Costa Nova · Caderno 25 · Métodos de conferência
Uma série em base 100 representa níveis de um indicador. Para calcular a variação entre duas referências, compare seus níveis por divisão. A simples diferença entre os números da série não é, em geral, o percentual acumulado do intervalo.
Quando usar este roteiro
Este roteiro serve para conferir a transcrição de uma série e a formação de um fator. Ele não escolhe o índice aplicável a uma obrigação. Antes da conta, a memória deve indicar a série autorizada, as datas de referência e se o critério usa o mês do vencimento, o mês anterior ou outra convenção expressamente definida.
Procedimento de conferência
- Identifique o produtor da série, seu nome, a unidade, a versão e a data de extração. Uma coluna de variação mensal e uma coluna de número-índice exigem operações diferentes.
- Transcreva o nível inicial e o final da mesma série. Confira se houve mudança de base, revisão ou interrupção. Não divida números de séries incompatíveis.
- Calcule nível final dividido pelo inicial. Subtraia um para obter a variação proporcional e multiplique por 100 para apresentá-la em percentual.
- Se o produtor publicar taxas mensais compatíveis, compare o quociente com o produto dos fatores mensais. Preserve as casas decimais disponíveis e documente diferenças de arredondamento.

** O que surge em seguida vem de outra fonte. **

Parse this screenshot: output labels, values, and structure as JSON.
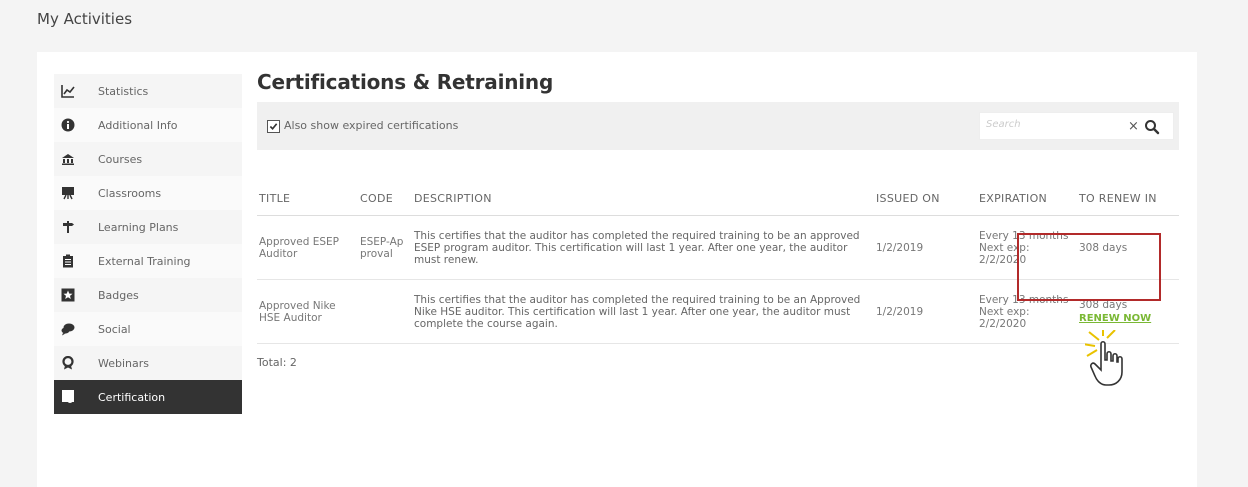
{
  "page": {
    "title": "My Activities"
  },
  "sidebar": {
    "items": [
      {
        "label": "Statistics",
        "icon": "chart-icon"
      },
      {
        "label": "Additional Info",
        "icon": "info-icon"
      },
      {
        "label": "Courses",
        "icon": "courses-icon"
      },
      {
        "label": "Classrooms",
        "icon": "classroom-icon"
      },
      {
        "label": "Learning Plans",
        "icon": "signpost-icon"
      },
      {
        "label": "External Training",
        "icon": "clipboard-icon"
      },
      {
        "label": "Badges",
        "icon": "star-icon"
      },
      {
        "label": "Social",
        "icon": "social-icon"
      },
      {
        "label": "Webinars",
        "icon": "webinar-icon"
      },
      {
        "label": "Certification",
        "icon": "certificate-icon",
        "active": true
      }
    ]
  },
  "main": {
    "title": "Certifications & Retraining",
    "filter": {
      "checkbox_label": "Also show expired certifications",
      "checked": true
    },
    "search": {
      "placeholder": "Search"
    },
    "table": {
      "headers": [
        "TITLE",
        "CODE",
        "DESCRIPTION",
        "ISSUED ON",
        "EXPIRATION",
        "TO RENEW IN"
      ],
      "rows": [
        {
          "title": "Approved ESEP Auditor",
          "code": "ESEP-Approval",
          "description": "This certifies that the auditor has completed the required training to be an approved ESEP program auditor. This certification will last 1 year.  After one year, the auditor must renew.",
          "issued_on": "1/2/2019",
          "expiration_line1": "Every 13 months",
          "expiration_line2": "Next exp:",
          "expiration_line3": "2/2/2020",
          "renew_in": "308 days",
          "renew_link": ""
        },
        {
          "title": "Approved Nike HSE Auditor",
          "code": "",
          "description": "This certifies that the auditor has completed the required training to be an Approved Nike HSE auditor. This certification will last 1 year.  After one year, the auditor must complete the course again.",
          "issued_on": "1/2/2019",
          "expiration_line1": "Every 13 months",
          "expiration_line2": "Next exp:",
          "expiration_line3": "2/2/2020",
          "renew_in": "308 days",
          "renew_link": "RENEW NOW"
        }
      ]
    },
    "total": "Total: 2"
  },
  "colors": {
    "accent_green": "#7ab834",
    "highlight_red": "#b22a2a",
    "active_bg": "#333333"
  }
}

- Registre separadamente o principal, o fator e o resultado. Se houver pagamento intermediário, divida o cálculo em eventos, conforme o critério aplicável.
Demonstração reproduzível
Exemplo hipotético criado para ensino do método. Valores, documentos e taxas demonstrativos não representam cliente, processo, resultado obtido ou índice oficial. A aplicação a um caso depende dos documentos e critérios próprios.

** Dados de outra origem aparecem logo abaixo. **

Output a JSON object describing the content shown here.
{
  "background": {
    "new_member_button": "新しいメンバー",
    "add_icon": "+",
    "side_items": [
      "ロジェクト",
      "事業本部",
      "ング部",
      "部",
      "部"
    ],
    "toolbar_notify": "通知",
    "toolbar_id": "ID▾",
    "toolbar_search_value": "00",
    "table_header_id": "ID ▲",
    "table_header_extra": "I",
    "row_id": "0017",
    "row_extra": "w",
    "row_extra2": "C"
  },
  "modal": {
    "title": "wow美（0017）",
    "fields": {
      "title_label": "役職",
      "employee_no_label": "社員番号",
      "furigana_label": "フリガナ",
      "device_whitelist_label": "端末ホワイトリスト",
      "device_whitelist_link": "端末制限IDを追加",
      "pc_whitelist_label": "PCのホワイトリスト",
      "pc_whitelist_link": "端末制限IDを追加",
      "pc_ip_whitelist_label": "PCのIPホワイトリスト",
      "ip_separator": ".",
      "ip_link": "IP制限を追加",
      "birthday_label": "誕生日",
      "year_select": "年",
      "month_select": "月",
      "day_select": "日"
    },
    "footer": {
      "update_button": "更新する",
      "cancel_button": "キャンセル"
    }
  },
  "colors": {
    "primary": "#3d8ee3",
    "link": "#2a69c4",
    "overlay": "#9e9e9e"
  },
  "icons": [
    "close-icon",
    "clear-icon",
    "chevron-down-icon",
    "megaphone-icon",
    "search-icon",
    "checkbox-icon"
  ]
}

| Referência didática | Nível da série | Variação sobre a referência anterior |
|---|---|---|
| T0 | 100,0000 | Origem |
| T1 | 102,0000 | 2,00% |
| T2 | 105,0600 | 3,00% |
Fator T0–T2 = 105,06 ÷ 100 = 1,0506. R$ 10.000,00 × 1,0506 = R$ 10.506,00.
A soma das taxas mensais seria 5%, enquanto a variação acumulada é 5,06%. A diferença de R$ 6,00 decorre da composição dos fatores: 1,02 × 1,03. Entre T1 e T2, a variação é 105,06 ÷ 102 − 1 = 3%, embora a diferença entre os níveis seja 3,06 pontos da série. Nenhum desses números é um índice oficial.

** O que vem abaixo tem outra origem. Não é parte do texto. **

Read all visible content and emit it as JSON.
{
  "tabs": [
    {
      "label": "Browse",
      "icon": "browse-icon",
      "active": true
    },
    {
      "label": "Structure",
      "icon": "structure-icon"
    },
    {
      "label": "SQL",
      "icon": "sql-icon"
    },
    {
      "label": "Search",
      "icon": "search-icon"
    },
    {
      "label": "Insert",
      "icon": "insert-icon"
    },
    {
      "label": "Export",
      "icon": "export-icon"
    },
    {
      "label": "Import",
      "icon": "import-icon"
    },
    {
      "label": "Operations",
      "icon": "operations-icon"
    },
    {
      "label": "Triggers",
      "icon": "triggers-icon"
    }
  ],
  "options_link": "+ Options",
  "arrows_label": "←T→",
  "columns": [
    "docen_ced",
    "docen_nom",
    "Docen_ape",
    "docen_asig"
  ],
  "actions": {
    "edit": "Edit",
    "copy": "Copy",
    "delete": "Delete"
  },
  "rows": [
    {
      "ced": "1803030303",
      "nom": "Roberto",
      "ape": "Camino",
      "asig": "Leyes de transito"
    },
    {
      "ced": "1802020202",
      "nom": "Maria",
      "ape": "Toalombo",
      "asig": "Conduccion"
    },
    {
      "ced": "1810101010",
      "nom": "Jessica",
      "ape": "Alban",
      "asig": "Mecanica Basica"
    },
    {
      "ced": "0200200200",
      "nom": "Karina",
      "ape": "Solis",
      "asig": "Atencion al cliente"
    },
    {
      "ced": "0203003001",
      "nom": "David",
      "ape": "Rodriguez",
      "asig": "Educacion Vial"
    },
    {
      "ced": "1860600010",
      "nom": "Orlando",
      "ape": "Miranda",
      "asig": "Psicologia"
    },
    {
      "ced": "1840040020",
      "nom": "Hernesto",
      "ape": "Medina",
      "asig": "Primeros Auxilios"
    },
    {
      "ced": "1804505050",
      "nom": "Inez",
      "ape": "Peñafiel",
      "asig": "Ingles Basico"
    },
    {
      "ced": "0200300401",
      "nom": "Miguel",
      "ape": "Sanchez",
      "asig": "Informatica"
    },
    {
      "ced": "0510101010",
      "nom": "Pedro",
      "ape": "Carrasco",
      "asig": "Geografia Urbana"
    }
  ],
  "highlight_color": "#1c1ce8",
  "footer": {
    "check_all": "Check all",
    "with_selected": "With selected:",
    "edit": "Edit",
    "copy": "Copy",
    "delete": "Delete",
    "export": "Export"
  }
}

Documentos e referências de trabalho
| Documento ou registro | Informação a conferir |
|---|---|
| Publicação da série | Níveis, unidade e notas metodológicas |
| Critério do caso | Série autorizada e convenção temporal |
| Extração utilizada | Arquivo, versão e data |
| Memória de conferência | Quociente, precisão e comparação por fatores |
Limites da conclusão
Uma troca de base não altera a variação quando todos os níveis envolvidos são convertidos pelo mesmo multiplicador. Isso não permite emendar séries de natureza diferente. Taxa negativa também exige manter o sinal original; eventual limitação de aplicação deve ter fundamento próprio, registrado fora da operação matemática.
Posso usar um nível 100 de uma série e o nível 105 de outra?
A igualdade aparente de escala não comprova compatibilidade. Confira produtor, conceito e regras de encadeamento antes de calcular o quociente. Sem essa confirmação, a conta não demonstra a variação pretendida.
Aplicação comentada
O estudo Mudança de base: por que 120 e 126 representam a mesma variação de 100 e 105 apresenta outro conjunto de dados e um teste de revisão.
Dados para reproduzir a demonstração
Baixar a planilha dos 30 cadernos e 30 estudos (XLSX, 54 KB). Neste material, consulte o número 25 na aba Cadernos. A aba Índice relaciona os temas, as linhas e as publicações.
A planilha contém as tabelas exibidas e as expressões de referência. Os valores são transcrições dos exemplos: as células não recalculam os resultados após alterações. As premissas e o procedimento para reproduzir cada conta estão explicados acima.
Referência de aplicação
Os dados e as operações deste material são didáticos. Para o contexto processual, consulte o Código de Processo Civil, especialmente os arts. 473 e 524. Essa referência não fixa as taxas ou os valores hipotéticos do exercício.